Ahmad Yadgar, 16th century historian of the Afghans in India. The details of his life are not known. The only information he gives about himself is that he was a courtier of the Afghan ruler of Bengal, Daud Shah Karrani (1572-76), who ordered him to write a history of Afghan rule in India along the lines of Juzjani’s Ṭabaqat-e Naṣeri and Barani’s Tariḵ-e-Firizshahi. The work he compiled, called Tariḵh-e-shahi or Tariḵh-e-salaṭin-e afaghena, gives an account of the reigns of the Lodi and Sur sultans. The oldest extant manuscript was transcribed in 1054/1644, and the work was published by the Asiatic Society of Bengal.

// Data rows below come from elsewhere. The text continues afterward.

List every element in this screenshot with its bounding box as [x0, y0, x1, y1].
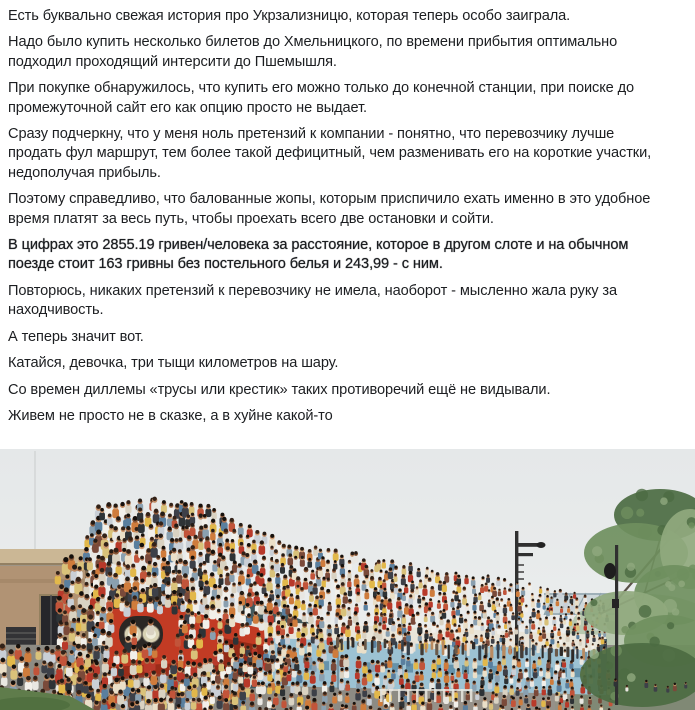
post-paragraph: Катайся, девочка, три тыщи километров на шару.	[8, 355, 339, 372]
post-paragraph: При покупке обнаружилось, что купить его можно только до конечной станции, при поиске до промежуточной сайт его как опцию просто не выдает.	[8, 80, 635, 116]
post-paragraph: Надо было купить несколько билетов до Хмельницкого, по времени прибытия оптимально подходил проходящий интерсити до Пшемышля.	[8, 34, 618, 70]
post-paragraph: Сразу подчеркну, что у меня ноль претензий к компании - понятно, что перевозчику лучше продать фул маршрут, тем более такой дефицитный, чем разменивать его на короткие участки, недополучая прибыль.	[8, 126, 652, 181]
post-photo[interactable]	[0, 449, 695, 710]
post-paragraph: Повторюсь, никаких претензий к перевозчику не имела, наоборот - мысленно жала руку за находчивость.	[8, 282, 618, 319]
post-paragraph: Живем не просто не в сказке, а в хуйне какой-то	[8, 407, 333, 424]
post-paragraph: А теперь значит вот.	[8, 328, 144, 345]
post-paragraph: Есть буквально свежая история про Укрзализницю, которая теперь особо заиграла.	[8, 8, 571, 24]
post-photo-svg	[0, 449, 695, 710]
post-paragraph: Поэтому справедливо, что балованные жопы, которым приспичило ехать именно в это удобное время платят за весь путь, чтобы проехать всего две остановки и сойти.	[8, 191, 651, 227]
post-paragraph: В цифрах это 2855.19 гривен/человека за расстояние, которое в другом слоте и на обычном поезде стоит 163 гривны без постельного белья и 243,99 - с ним.	[8, 237, 629, 273]
post-paragraph: Со времен диллемы «трусы или крестик» таких противоречий ещё не видывали.	[8, 381, 551, 398]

Aḥmad Yadgar has recorded his indebtedness to such earlier works as Neẓam-al-din’s Ṭabaqat-e -Akbari (compiled 1594), and Aḥmad bin Bahbal’s Madan-e akhbar-e Aḥmadi (1611). This would indicate that the Tarikh-e-shahi was completed after 1611, probably in Emperor Jahangir’s reign (1605-27).
It appears to have been carelessly written, and is deficient in providing correct dates of events. It does not achieve the level of the Ṭabaqat-e Naṣeri or the Tarikh-e-Firuzshahi.